Nirupama began her recital with a pushpanjali in raga Neetimati composed by Hariprasad which was followed by a sloka ‘Manikaveena’ from Shyamala Dhandakam. The strong foundation which she received from her guru Swamimalai S.K. Rajaratnam was evident in the Anandabhairavi varnam ‘Sakhiye.’ There were no unnessesary elaborations either in the jati korvais or abhinaya sequences, keeping it communicative and minimalistic. The leisurely pace allowed her to complete each adavu and lakshanamudras with finesse without jerky movements.
The plight of Devaki, bemoaning her misfortune of not being able to enjoy the beautiful moments with Krishna, which was bestowed on Yashoda was portrayed with subtle nuances in Kulasekara Azhwar’s poem in raga Nilambari. The shift in emotions - from intense joy to despair – was handled with competence by the dancer.

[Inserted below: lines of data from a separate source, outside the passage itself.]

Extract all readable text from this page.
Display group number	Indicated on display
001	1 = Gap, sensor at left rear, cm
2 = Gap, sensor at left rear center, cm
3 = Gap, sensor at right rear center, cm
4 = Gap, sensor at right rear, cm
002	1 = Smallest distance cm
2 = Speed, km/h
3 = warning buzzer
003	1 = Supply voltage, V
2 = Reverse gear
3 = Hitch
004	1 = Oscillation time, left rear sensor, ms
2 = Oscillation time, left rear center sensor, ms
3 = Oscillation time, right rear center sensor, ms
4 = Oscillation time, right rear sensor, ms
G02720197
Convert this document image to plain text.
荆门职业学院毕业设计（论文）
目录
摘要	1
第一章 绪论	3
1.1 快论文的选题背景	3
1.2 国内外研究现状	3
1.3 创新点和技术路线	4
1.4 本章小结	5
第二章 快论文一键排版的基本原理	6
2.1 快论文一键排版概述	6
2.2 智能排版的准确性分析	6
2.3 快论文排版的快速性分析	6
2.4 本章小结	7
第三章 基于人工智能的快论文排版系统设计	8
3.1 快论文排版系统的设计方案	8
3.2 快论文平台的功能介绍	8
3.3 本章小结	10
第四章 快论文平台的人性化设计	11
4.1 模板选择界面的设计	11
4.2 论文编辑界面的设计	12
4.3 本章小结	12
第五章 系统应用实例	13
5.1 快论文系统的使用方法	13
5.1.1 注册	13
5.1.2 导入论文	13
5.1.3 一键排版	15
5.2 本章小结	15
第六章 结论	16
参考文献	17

Krishna continued to be the focus in the Kaapi raga, Purandaradasa kriti ‘Jagadhodharana.’
The vatsalya bhava of Yasoda and her pride of being the mother of the wonder child was captured with little sequences wherein she cajoles, chides and taunts the child. Even a reference to Narasimha Avatara was done without dramatic exaggerations.
The Maund tillana of Lalgudi Jayaraman, which was rendered as a grand finale, left us with a feeling of deep satisfaction of having witnessed a good and traditional Bharatanatyam margam, without unnecessary frills and fancies.